A Watford victory in tomorrow’s FA Cup final against Manchester City looks about as likely as a second term for Theresa May. But Paddy Power News has come up with five ways The Hornets could sneak an unlikely win…
1. Football Manager ‘Save Game’ Trick
Let’s be honest, we’ve all done it.
You’ve pulled a few sickies, even sacrificed a long-term relationship and you aren’t about to let the whole season go to shit now. So what do you do on the eve of that crunch fixture that could define your entire campaign? Save the game right before kick-off.
Then if you lose, simply replay the fucking thing multiple times until you achieve the desired result. Sorted Javi!

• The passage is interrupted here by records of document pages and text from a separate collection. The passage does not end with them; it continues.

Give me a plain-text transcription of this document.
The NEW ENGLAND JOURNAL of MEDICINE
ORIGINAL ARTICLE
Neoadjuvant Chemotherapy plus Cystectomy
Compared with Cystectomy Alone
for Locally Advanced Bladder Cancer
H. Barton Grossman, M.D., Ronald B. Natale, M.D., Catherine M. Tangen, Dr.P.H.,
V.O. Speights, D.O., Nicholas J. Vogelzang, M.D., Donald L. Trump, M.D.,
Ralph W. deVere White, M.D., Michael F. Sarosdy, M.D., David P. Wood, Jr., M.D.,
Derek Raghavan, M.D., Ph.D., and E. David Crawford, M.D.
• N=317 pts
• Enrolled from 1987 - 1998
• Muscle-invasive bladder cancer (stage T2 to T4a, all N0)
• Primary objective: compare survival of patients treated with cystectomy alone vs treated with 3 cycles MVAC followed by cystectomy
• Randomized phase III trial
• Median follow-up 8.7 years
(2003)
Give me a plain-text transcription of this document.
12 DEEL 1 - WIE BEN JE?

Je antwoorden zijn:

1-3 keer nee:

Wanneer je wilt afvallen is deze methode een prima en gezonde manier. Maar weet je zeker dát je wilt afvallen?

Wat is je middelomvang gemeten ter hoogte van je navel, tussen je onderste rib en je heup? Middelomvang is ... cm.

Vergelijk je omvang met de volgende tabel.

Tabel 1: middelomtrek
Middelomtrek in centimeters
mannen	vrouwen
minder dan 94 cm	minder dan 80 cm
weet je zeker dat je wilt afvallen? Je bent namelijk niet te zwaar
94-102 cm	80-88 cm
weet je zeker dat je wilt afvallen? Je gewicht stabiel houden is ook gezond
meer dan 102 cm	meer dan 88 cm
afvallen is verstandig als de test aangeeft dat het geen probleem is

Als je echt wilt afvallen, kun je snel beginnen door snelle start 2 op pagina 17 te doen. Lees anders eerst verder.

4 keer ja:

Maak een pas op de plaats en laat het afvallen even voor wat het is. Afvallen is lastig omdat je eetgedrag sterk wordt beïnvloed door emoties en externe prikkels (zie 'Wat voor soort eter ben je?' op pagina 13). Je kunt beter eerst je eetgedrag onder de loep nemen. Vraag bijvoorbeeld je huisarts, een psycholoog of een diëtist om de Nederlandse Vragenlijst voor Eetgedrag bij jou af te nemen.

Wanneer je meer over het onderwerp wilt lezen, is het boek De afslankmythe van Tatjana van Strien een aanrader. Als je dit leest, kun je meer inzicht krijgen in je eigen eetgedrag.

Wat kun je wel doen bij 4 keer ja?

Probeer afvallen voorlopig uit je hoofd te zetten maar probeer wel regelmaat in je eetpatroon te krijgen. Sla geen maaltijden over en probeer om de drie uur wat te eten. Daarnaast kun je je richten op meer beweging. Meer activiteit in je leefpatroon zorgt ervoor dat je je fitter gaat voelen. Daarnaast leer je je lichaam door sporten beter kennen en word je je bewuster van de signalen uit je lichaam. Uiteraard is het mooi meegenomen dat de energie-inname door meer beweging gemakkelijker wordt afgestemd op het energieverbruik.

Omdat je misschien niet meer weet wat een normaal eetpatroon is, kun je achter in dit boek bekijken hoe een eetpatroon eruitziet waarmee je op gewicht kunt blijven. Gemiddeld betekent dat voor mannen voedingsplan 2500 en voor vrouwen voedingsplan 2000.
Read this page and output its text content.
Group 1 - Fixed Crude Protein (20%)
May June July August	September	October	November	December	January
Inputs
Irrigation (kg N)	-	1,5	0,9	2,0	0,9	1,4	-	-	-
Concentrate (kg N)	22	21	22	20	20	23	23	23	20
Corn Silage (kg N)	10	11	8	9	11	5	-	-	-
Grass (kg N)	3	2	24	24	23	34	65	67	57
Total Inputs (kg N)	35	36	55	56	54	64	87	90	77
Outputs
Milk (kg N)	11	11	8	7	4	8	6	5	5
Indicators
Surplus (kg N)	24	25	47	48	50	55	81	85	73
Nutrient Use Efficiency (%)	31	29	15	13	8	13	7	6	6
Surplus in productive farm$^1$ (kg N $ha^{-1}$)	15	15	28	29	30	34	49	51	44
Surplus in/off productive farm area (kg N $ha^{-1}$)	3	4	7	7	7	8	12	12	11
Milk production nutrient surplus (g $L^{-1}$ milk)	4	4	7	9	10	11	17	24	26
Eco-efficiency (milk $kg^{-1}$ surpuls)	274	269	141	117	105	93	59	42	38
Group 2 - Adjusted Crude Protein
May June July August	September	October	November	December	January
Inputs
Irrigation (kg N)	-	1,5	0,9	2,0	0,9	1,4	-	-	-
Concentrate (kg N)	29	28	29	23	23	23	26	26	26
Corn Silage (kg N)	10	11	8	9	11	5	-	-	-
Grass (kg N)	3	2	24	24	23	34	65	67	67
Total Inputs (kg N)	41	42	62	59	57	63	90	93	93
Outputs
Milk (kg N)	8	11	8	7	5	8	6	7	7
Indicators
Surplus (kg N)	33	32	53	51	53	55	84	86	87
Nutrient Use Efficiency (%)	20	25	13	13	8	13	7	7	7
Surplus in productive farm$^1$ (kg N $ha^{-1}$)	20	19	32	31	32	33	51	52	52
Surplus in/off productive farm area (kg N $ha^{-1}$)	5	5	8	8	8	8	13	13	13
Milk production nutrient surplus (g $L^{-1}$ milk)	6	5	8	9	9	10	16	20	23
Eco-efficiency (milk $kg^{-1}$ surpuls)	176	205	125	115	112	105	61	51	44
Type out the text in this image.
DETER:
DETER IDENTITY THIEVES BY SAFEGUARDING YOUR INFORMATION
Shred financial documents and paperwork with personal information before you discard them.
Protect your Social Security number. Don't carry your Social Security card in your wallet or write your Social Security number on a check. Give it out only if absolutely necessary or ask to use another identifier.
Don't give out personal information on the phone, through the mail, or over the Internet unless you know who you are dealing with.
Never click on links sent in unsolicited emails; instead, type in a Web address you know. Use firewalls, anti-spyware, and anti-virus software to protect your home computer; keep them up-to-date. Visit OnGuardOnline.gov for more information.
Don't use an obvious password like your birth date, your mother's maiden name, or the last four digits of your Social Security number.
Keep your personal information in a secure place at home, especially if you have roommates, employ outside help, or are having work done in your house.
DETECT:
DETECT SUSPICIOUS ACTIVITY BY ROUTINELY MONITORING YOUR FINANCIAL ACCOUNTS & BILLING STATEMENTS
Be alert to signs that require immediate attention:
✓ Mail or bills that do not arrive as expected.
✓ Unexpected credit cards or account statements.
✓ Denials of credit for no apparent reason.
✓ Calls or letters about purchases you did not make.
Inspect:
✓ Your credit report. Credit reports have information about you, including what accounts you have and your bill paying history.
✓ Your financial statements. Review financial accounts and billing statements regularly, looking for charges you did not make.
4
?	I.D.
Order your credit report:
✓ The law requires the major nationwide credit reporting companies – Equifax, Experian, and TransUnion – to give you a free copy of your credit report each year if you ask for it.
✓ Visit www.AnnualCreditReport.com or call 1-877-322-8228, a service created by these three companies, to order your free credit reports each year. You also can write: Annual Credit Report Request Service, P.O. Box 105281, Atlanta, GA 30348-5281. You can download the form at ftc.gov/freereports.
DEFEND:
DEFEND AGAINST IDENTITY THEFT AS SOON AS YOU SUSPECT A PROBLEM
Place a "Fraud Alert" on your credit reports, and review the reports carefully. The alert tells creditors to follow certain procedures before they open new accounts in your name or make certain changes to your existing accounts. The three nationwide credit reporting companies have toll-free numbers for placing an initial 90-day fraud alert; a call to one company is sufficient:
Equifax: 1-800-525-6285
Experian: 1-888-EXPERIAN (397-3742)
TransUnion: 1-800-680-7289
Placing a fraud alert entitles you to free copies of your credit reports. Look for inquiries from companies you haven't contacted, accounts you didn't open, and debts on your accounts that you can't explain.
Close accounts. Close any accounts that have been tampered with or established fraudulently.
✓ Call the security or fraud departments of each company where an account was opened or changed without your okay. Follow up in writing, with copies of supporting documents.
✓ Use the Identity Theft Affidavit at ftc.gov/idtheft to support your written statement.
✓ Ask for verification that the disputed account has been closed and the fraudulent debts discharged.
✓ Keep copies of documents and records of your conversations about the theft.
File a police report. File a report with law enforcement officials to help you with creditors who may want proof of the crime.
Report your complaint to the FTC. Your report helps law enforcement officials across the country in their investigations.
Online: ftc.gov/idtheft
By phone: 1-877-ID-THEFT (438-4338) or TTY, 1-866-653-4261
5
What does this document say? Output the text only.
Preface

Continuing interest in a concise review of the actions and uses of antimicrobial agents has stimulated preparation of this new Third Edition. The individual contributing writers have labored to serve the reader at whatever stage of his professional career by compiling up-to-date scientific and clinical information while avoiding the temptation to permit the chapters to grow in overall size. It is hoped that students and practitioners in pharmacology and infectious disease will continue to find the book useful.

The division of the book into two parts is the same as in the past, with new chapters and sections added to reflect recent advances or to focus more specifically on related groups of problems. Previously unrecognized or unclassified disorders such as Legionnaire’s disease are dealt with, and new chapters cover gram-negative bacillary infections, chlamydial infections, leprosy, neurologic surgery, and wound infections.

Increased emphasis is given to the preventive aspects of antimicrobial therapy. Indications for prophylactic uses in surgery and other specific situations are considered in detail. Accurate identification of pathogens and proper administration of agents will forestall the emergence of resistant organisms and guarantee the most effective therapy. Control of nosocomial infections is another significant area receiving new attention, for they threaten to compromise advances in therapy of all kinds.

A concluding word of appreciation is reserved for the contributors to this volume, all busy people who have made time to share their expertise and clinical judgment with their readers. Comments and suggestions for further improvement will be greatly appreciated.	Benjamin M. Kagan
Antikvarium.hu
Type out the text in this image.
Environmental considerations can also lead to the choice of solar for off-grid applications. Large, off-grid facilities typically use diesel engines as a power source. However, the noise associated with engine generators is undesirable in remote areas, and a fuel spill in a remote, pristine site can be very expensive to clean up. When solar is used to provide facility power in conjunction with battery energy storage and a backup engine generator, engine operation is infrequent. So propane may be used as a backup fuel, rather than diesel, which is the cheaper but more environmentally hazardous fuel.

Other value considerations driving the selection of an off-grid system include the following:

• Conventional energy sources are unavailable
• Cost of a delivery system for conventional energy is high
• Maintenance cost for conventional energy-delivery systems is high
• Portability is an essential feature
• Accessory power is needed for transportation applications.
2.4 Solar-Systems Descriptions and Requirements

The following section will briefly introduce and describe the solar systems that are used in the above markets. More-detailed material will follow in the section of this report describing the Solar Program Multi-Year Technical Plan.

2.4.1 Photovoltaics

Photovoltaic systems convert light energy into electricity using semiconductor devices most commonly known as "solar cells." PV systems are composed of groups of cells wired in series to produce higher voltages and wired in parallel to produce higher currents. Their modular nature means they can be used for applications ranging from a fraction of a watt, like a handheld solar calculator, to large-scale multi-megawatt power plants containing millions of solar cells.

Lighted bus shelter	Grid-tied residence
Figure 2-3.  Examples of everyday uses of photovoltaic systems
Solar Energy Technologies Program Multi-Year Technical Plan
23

2. Elton John – Special Guest Referee
Picture the scene. The national anthem ends, finally. match official Kevin Friend is poised in the centre circle about to get proceedings underway. He puts the whistle to his lips, when suddenly…
‘I’m Still Standing’ comes blasting through the PA system. A packed Wembley Stadium watches in total disbelief as life-long Watford fan and international superstar Elton John emerges from the tunnel to administer a Stone Cold Stunner to the ref.
With the Leicester-based official unconscious, Elton picks up the whistle and declares himself the new ref. The game is only 8 seconds old when the Rocket Man singer sends off three City players and awards Watford their second penalty kick.
3. FIFA Cheat
Imagine Javi Gracia pulling an all-nighter while watching endless YouTube tutorials about how to boost his Watford player’s attributes like in FIFA 19?
The Spaniard is completely transfixed, absorbing every last detail as a 33-year-old virgin referring to himself as a ‘pro-gamer’ gives instruction. The former Villarreal midfielder rigs his player’s attributes for speed, stamina and shooting all the way up to 100, while simultaneously leaving the City squad with all the ability of a half-pissed Sunday League outfit.
As sunlight creeps through the curtains of his London hotel suite, Gracia affords himself a wry smile as he knows that victory will be all his.
4. TLC Match
Sure they can play football but how would this current City crop fare in a WWE-style tables, ladders & chairs match?
The oldest prize in football is suspended above the ring. Twenty-two footballers knock seven shades of sh*t out of each other using tables, chairs and a host of other foreign objects as they attempt to reach the trophy.
Ten minutes later and with everyone else unconscious, Pep Guardiola slowly climbs the ladder. With the FA Cup seemingly within his grasp, Pep inexplicably stops and points to Javi Gracia who’s sprawled out on the canvas below. The former Barca boss attempts a Swanton Bomb but Gracia rolls out of the way at the very last second.
With Guardiola KO’d on the mat and the crowd urging him every step of the way, Javi reaches out to touch the famous old trophy and secure the victory.
5. City face UEFA sanctions
After yet another probe into the financial irregularities of money-bags City, UEFA uncover a serious breach of the fair play rules by the Premier League outfit.
As a result, European football’s governing body impose a list of severe sanctions upon the club. The FA then intervene and decide to award the FA Cup to Watford without a ball being kicked.
The Premier League follow suit by demoting Pep Guardiola’s side to League One, sending the club back to where it belongs.
Ah well, it was good while it lasted lads, eh?